StubHub's SSTUB Wall Street debut turned rocky, with shares sliding 6.4% after its $800 million IPO. The New York-based ticketing platform, best known for its resale business, is pushing to diversify into higher-growth areas such as sports betting and primary ticket sales. Management recently announced a multiyear deal with Major League Baseball, underscoring how sports remain its largest revenue driver. The weaker opening performance stood in contrast to peers like Klarna and Figma, both of which saw stronger initial demand, suggesting investor appetite for consumer platforms may remain selective.

The largest economic beneficiary of the listing was Madrone Capital Partners, a private equity firm co-founded by Walmart WMT chairman Greg Penner. Madrone's 22% stake in StubHub closed the first day valued near $1.7 billion, cementing its position as the company's biggest shareholder. Penner, who also leads the Denver Broncos following the team's record $4.65 billion acquisition in 2022, has built Madrone's reputation with a mix of software and digital security bets, but also high-profile misses in Solyndra, Theranos, and Quibi. For Madrone, StubHub's IPO could mark a turning point in repositioning its portfolio narrative toward more visible wins.

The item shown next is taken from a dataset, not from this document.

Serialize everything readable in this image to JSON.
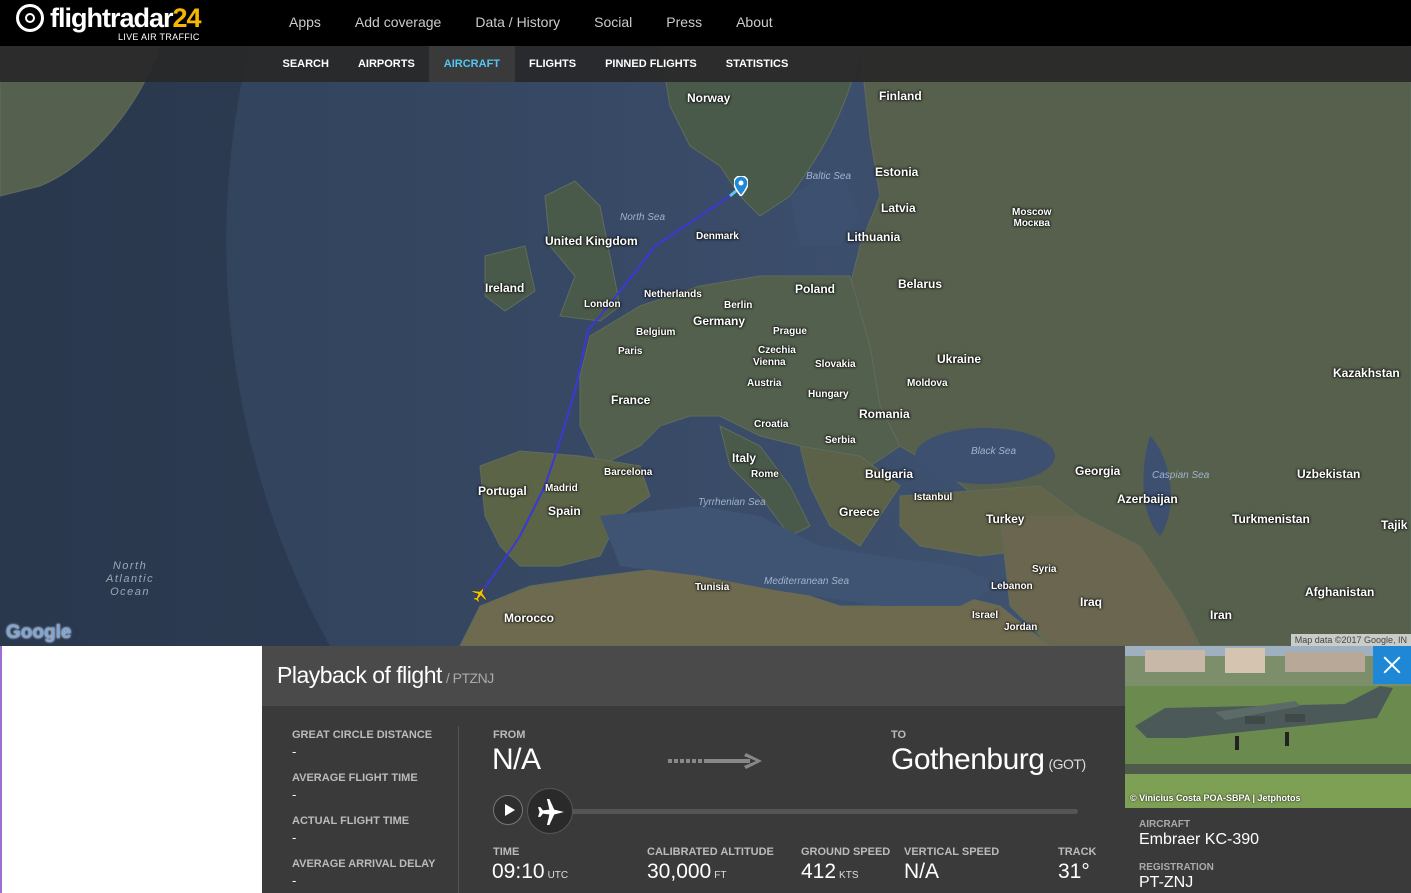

Despite Madrone's scale, StubHub's direction remains firmly in the hands of co-founder and CEO Eric Baker. Through his B shares carrying 100-to-1 voting rights, Baker controls 88.3% of the vote while holding a 9.8% stake worth about $818 million. His control comes after a turbulent historyhaving been ousted from the company before buying it back from eBay for $4.05 billion just before the pandemic halted live events. With Baker steering strategy toward diversification and live events recovering, StubHub's trajectory could prove uneven, but the alignment of strong backers may keep institutional investors closely engaged.